How Many Instructions Can LLMs Follow at Once?

Production-grade LLM systems require robust adherence to dozens or even hundreds of instructions simultaneously. However, the instruction-following capabilities of LLMs at high instruction densities have not yet been characterized, as existing benchmarks only evaluate models on tasks with a single or few instructions. We introduce IFScale, a simple benchmark of 500 keyword-inclusion instructions for a business report writing task to measure how instruction-following performance degrades as instruction density increases. We evaluate 20 state-of-the-art models across seven major providers and find that even the best frontier models only achieve 68% accuracy at the max density of 500 instructions. Our analysis reveals model size and reasoning capability to correlate with 3 distinct performance degradation patterns, bias towards earlier instructions, and distinct categories of instruction-following errors. Our insights can help inform design of instruction-dense prompts in real-world applications and highlight important performance latency tradeoffs.

As large language models (LLMs) are increasingly being deployed in production systems requiring precise specification adherence, understanding their limitations is essential for reliable operation (Ouyang et al., 2022; Sanh et al., 2022; Wei et al., 2022; Song et al., 2025). From content generation systems that must adhere to style guidelines and factual requirements, to automated workflows that integrate dozens of business rules and compliance standards, to agentic systems requiring robust memory layers and tool usage, modern applications demand models that can execute complex tasks while satisfying multiple simultaneous instructions (de Langis et al., 2024; Kulkarni, 2025; Xu et al., 2025). Real-world failures, such as chatbots inventing non-existent policies or providing misleading advice, highlight the operational and legal risks of imperfect instruction following.

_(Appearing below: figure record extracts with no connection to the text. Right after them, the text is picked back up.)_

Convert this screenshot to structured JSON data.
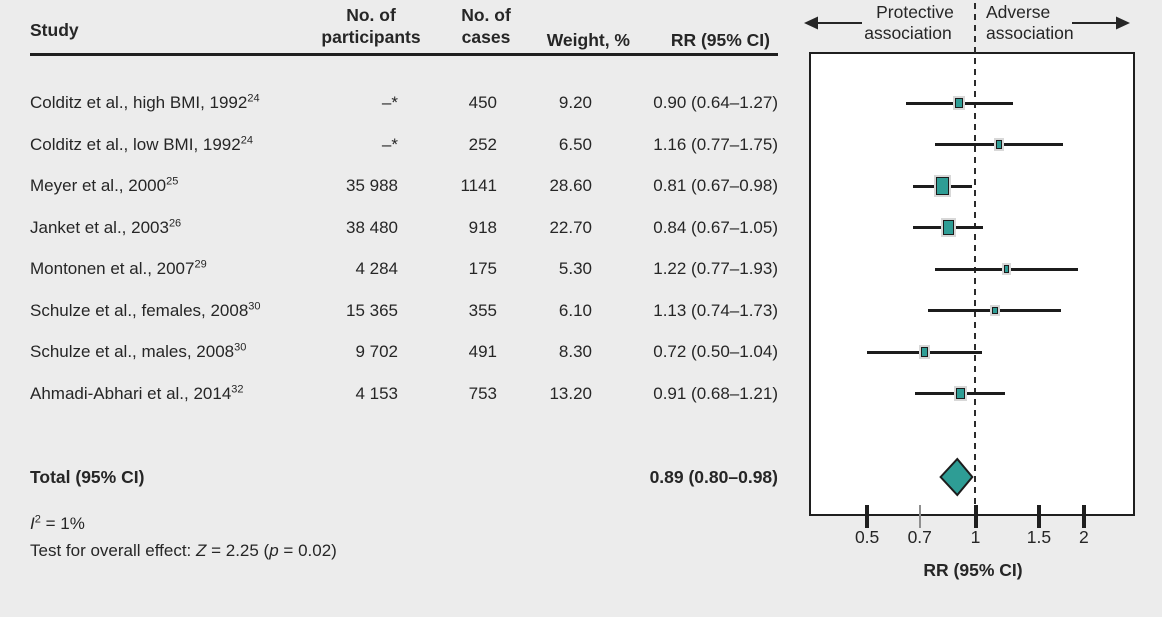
{
  "figure": {
    "background_color": "#ececec",
    "accent_teal": "#2e9d95",
    "ink_color": "#262626"
  },
  "table": {
    "headers": {
      "study": "Study",
      "participants_line1": "No. of",
      "participants_line2": "participants",
      "cases_line1": "No. of",
      "cases_line2": "cases",
      "weight": "Weight, %",
      "rr": "RR (95% CI)"
    }
  },
  "studies": [
    {
      "name": "Colditz et al., high BMI, 1992",
      "ref": "24",
      "participants": "–*",
      "cases": "450",
      "weight": "9.20",
      "weight_pct": 9.2,
      "rr_text": "0.90 (0.64–1.27)",
      "rr": 0.9,
      "ci_low": 0.64,
      "ci_high": 1.27
    },
    {
      "name": "Colditz et al., low BMI, 1992",
      "ref": "24",
      "participants": "–*",
      "cases": "252",
      "weight": "6.50",
      "weight_pct": 6.5,
      "rr_text": "1.16 (0.77–1.75)",
      "rr": 1.16,
      "ci_low": 0.77,
      "ci_high": 1.75
    },
    {
      "name": "Meyer et al., 2000",
      "ref": "25",
      "participants": "35 988",
      "cases": "1141",
      "weight": "28.60",
      "weight_pct": 28.6,
      "rr_text": "0.81 (0.67–0.98)",
      "rr": 0.81,
      "ci_low": 0.67,
      "ci_high": 0.98
    },
    {
      "name": "Janket et al., 2003",
      "ref": "26",
      "participants": "38 480",
      "cases": "918",
      "weight": "22.70",
      "weight_pct": 22.7,
      "rr_text": "0.84 (0.67–1.05)",
      "rr": 0.84,
      "ci_low": 0.67,
      "ci_high": 1.05
    },
    {
      "name": "Montonen et al., 2007",
      "ref": "29",
      "participants": "4 284",
      "cases": "175",
      "weight": "5.30",
      "weight_pct": 5.3,
      "rr_text": "1.22 (0.77–1.93)",
      "rr": 1.22,
      "ci_low": 0.77,
      "ci_high": 1.93
    },
    {
      "name": "Schulze et al., females, 2008",
      "ref": "30",
      "participants": "15 365",
      "cases": "355",
      "weight": "6.10",
      "weight_pct": 6.1,
      "rr_text": "1.13 (0.74–1.73)",
      "rr": 1.13,
      "ci_low": 0.74,
      "ci_high": 1.73
    },
    {
      "name": "Schulze et al., males, 2008",
      "ref": "30",
      "participants": "9 702",
      "cases": "491",
      "weight": "8.30",
      "weight_pct": 8.3,
      "rr_text": "0.72 (0.50–1.04)",
      "rr": 0.72,
      "ci_low": 0.5,
      "ci_high": 1.04
    },
    {
      "name": "Ahmadi-Abhari et al., 2014",
      "ref": "32",
      "participants": "4 153",
      "cases": "753",
      "weight": "13.20",
      "weight_pct": 13.2,
      "rr_text": "0.91 (0.68–1.21)",
      "rr": 0.91,
      "ci_low": 0.68,
      "ci_high": 1.21
    }
  ],
  "total": {
    "label": "Total (95% CI)",
    "rr_text": "0.89 (0.80–0.98)",
    "rr": 0.89,
    "ci_low": 0.8,
    "ci_high": 0.98
  },
  "stats": {
    "i2": {
      "symbol": "I",
      "sup": "2",
      "rest": " = 1%"
    },
    "test": {
      "prefix": "Test for overall effect: ",
      "z": "Z",
      "mid": " = 2.25 (",
      "p": "p",
      "end": " = 0.02)"
    }
  },
  "plot": {
    "direction_labels": {
      "protective_line1": "Protective",
      "protective_line2": "association",
      "adverse_line1": "Adverse",
      "adverse_line2": "association"
    },
    "axis_label": "RR (95% CI)",
    "reference_value": 1,
    "ticks": [
      {
        "label": "0.5",
        "value": 0.5,
        "minor": false
      },
      {
        "label": "0.7",
        "value": 0.7,
        "minor": true
      },
      {
        "label": "1",
        "value": 1,
        "minor": false
      },
      {
        "label": "1.5",
        "value": 1.5,
        "minor": false
      },
      {
        "label": "2",
        "value": 2,
        "minor": false
      }
    ]
  },
  "chart_data": {
    "type": "scatter",
    "subtype": "forest-plot-meta-analysis",
    "xlabel": "RR (95% CI)",
    "x_scale": "log",
    "x_ticks": [
      0.5,
      0.7,
      1,
      1.5,
      2
    ],
    "x_range": [
      0.42,
      2.4
    ],
    "reference_line_x": 1,
    "grid": false,
    "legend": "none",
    "direction_annotations": {
      "left_of_1": "Protective association",
      "right_of_1": "Adverse association"
    },
    "series": [
      {
        "study": "Colditz et al., high BMI, 1992 (ref 24)",
        "participants": null,
        "cases": 450,
        "weight_pct": 9.2,
        "rr": 0.9,
        "ci": [
          0.64,
          1.27
        ]
      },
      {
        "study": "Colditz et al., low BMI, 1992 (ref 24)",
        "participants": null,
        "cases": 252,
        "weight_pct": 6.5,
        "rr": 1.16,
        "ci": [
          0.77,
          1.75
        ]
      },
      {
        "study": "Meyer et al., 2000 (ref 25)",
        "participants": 35988,
        "cases": 1141,
        "weight_pct": 28.6,
        "rr": 0.81,
        "ci": [
          0.67,
          0.98
        ]
      },
      {
        "study": "Janket et al., 2003 (ref 26)",
        "participants": 38480,
        "cases": 918,
        "weight_pct": 22.7,
        "rr": 0.84,
        "ci": [
          0.67,
          1.05
        ]
      },
      {
        "study": "Montonen et al., 2007 (ref 29)",
        "participants": 4284,
        "cases": 175,
        "weight_pct": 5.3,
        "rr": 1.22,
        "ci": [
          0.77,
          1.93
        ]
      },
      {
        "study": "Schulze et al., females, 2008 (ref 30)",
        "participants": 15365,
        "cases": 355,
        "weight_pct": 6.1,
        "rr": 1.13,
        "ci": [
          0.74,
          1.73
        ]
      },
      {
        "study": "Schulze et al., males, 2008 (ref 30)",
        "participants": 9702,
        "cases": 491,
        "weight_pct": 8.3,
        "rr": 0.72,
        "ci": [
          0.5,
          1.04
        ]
      },
      {
        "study": "Ahmadi-Abhari et al., 2014 (ref 32)",
        "participants": 4153,
        "cases": 753,
        "weight_pct": 13.2,
        "rr": 0.91,
        "ci": [
          0.68,
          1.21
        ]
      }
    ],
    "summary": {
      "label": "Total (95% CI)",
      "rr": 0.89,
      "ci": [
        0.8,
        0.98
      ],
      "marker": "diamond"
    },
    "heterogeneity_i2_pct": 1,
    "overall_effect": {
      "z": 2.25,
      "p": 0.02
    }
  }
}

This challenge has become pressing as recent advances dramatically expand what we can feasibly ask models to handle. Context windows have grown from thousands to millions of tokens (Team, 2024), and reasoning capabilities over extended contexts have improved (OpenAI, 2024; DeepSeek-AI, 2025). These developments theoretically enable single-call requests with many simultaneous instructions, rather than the standard paradigm requiring careful decomposition or retrieval (Chung et al., 2025; Chan et al., 2025; Maamari et al., 2024). To confidently move towards increased instruction density, we must first answer: how many instructions can models actually handle before performance meaningfully degrades?

Threshold decay: Performance remains stable until a threshold, then transitions to a different (steeper) degradation slope and displays increased variance. The top two models (gemini-2.5-pro, o3) demonstrate this clearly, maintaining near-perfect performance through 150 or more instructions before declining. Notably, these are both reasoning models, indicating that deliberative processing architectures provide robust instruction tracking up to critical thresholds, beyond which systematic degradation occurs.

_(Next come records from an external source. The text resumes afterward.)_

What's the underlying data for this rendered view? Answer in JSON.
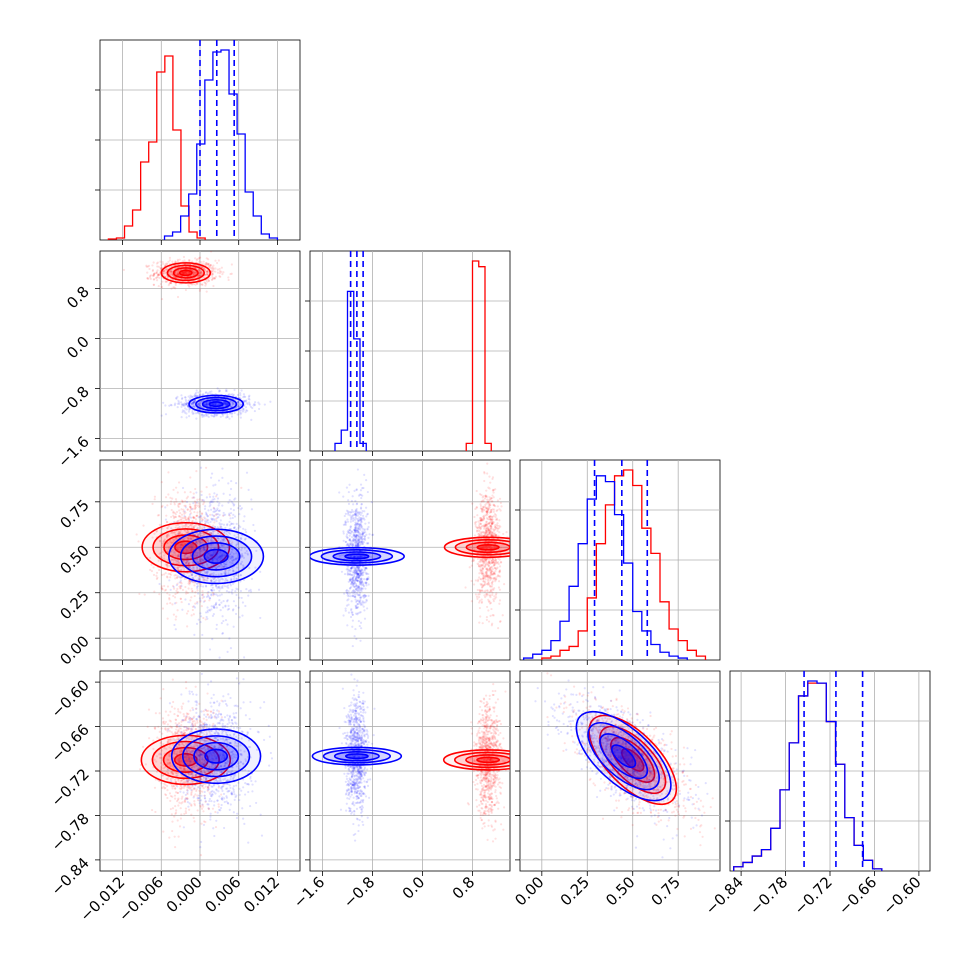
{
  "chart_data": {
    "type": "corner",
    "parameters": 4,
    "grid": true,
    "colors": {
      "series_a": "#ff0000",
      "series_b": "#0000ff",
      "overlap": "#ff0000"
    },
    "axes": {
      "p0": {
        "range": [
          -0.0155,
          0.0155
        ],
        "ticks": [
          -0.012,
          -0.006,
          0.0,
          0.006,
          0.012
        ],
        "tick_labels": [
          "−0.012",
          "−0.006",
          "0.000",
          "0.006",
          "0.012"
        ]
      },
      "p1": {
        "range": [
          -1.8,
          1.4
        ],
        "ticks": [
          -1.6,
          -0.8,
          0.0,
          0.8
        ],
        "tick_labels": [
          "−1.6",
          "−0.8",
          "0.0",
          "0.8"
        ]
      },
      "p2": {
        "range": [
          -0.12,
          0.98
        ],
        "ticks": [
          0.0,
          0.25,
          0.5,
          0.75
        ],
        "tick_labels": [
          "0.00",
          "0.25",
          "0.50",
          "0.75"
        ]
      },
      "p3": {
        "range": [
          -0.855,
          -0.585
        ],
        "ticks": [
          -0.84,
          -0.78,
          -0.72,
          -0.66,
          -0.6
        ],
        "tick_labels": [
          "−0.84",
          "−0.78",
          "−0.72",
          "−0.66",
          "−0.60"
        ]
      }
    },
    "series": [
      {
        "name": "",
        "color": "#ff0000",
        "mean": [
          -0.0022,
          1.05,
          0.5,
          -0.705
        ],
        "sd": [
          0.0019,
          0.08,
          0.12,
          0.03
        ],
        "corr": {
          "2-3": -0.65
        },
        "hist": {
          "p0": {
            "start": -0.0142,
            "bin_width": 0.00125,
            "counts": [
              0.5,
              1,
              7,
              15,
              39,
              49,
              84,
              92,
              55,
              17,
              4,
              1
            ]
          },
          "p1": {
            "start": 0.7,
            "bin_width": 0.1,
            "counts": [
              4,
              100,
              97,
              4
            ]
          },
          "p2": {
            "start": 0.0,
            "bin_width": 0.05,
            "counts": [
              1,
              2,
              5,
              7,
              15,
              32,
              60,
              80,
              95,
              98,
              90,
              68,
              55,
              30,
              16,
              10,
              5,
              2
            ]
          },
          "p3": {
            "start": -0.85,
            "bin_width": 0.0125,
            "counts": [
              2,
              4,
              7,
              10,
              20,
              38,
              60,
              82,
              88,
              88,
              70,
              50,
              25,
              12,
              5,
              1
            ]
          }
        }
      },
      {
        "name": "",
        "color": "#0000ff",
        "mean": [
          0.0025,
          -1.05,
          0.45,
          -0.7
        ],
        "sd": [
          0.0021,
          0.07,
          0.13,
          0.03
        ],
        "corr": {
          "2-3": -0.65
        },
        "hist": {
          "p0": {
            "start": -0.0055,
            "bin_width": 0.00125,
            "counts": [
              2,
              4,
              12,
              23,
              48,
              80,
              94,
              95,
              73,
              53,
              24,
              12,
              3,
              1
            ]
          },
          "p1": {
            "start": -1.4,
            "bin_width": 0.1,
            "counts": [
              4,
              11,
              84,
              59,
              4
            ]
          },
          "p2": {
            "start": -0.1,
            "bin_width": 0.05,
            "counts": [
              1,
              3,
              5,
              10,
              20,
              38,
              60,
              83,
              95,
              92,
              75,
              50,
              25,
              15,
              8,
              4,
              2,
              1
            ]
          },
          "p3": {
            "start": -0.85,
            "bin_width": 0.0125,
            "counts": [
              2,
              4,
              7,
              10,
              20,
              38,
              60,
              82,
              89,
              88,
              70,
              50,
              25,
              12,
              5,
              1
            ]
          }
        }
      }
    ],
    "quantile_lines": {
      "color": "#0000ff",
      "style": "dashed",
      "p0": [
        0.0,
        0.0026,
        0.0053
      ],
      "p1": [
        -1.15,
        -1.05,
        -0.95
      ],
      "p2": [
        0.29,
        0.44,
        0.58
      ],
      "p3": [
        -0.755,
        -0.712,
        -0.676
      ]
    }
  }
}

Primacy effects display an interesting pattern across all models: they start low at minimal instruction densities indicating almost no bias for earlier instructions, peak around 150-200 instructions, then level off or decrease at extreme densities. This mid-range peak suggests that models exhibit the most bias as they begin to struggle under cognitive load at moderate densities. However, at extreme densities (300+ instructions), primacy effects uniformly diminish across all models, with most ratios converging toward 1.0–1.5 (see Appendix A and Fig. 3). This convergence indicates a shift from selective instruction satisfaction to more uniform failure patterns when completely overwhelmed, indicating an instruction saturation point. Therefore, while packing more important instructions towards the beginning of a prompt may help, it becomes a less effective strategy once extreme densities are reached.

We evaluate two types of instruction violations:

Omission errors: Complete failure to include required terms in the generated text. For example, when instructed to include "accountability" but the term appears nowhere in the output.

Modification errors: Inclusion of morphological variants rather than exact required terms. For example, including "accountable" or "accounts" when "accountability" was required, or "strategic" when "strategy" was required.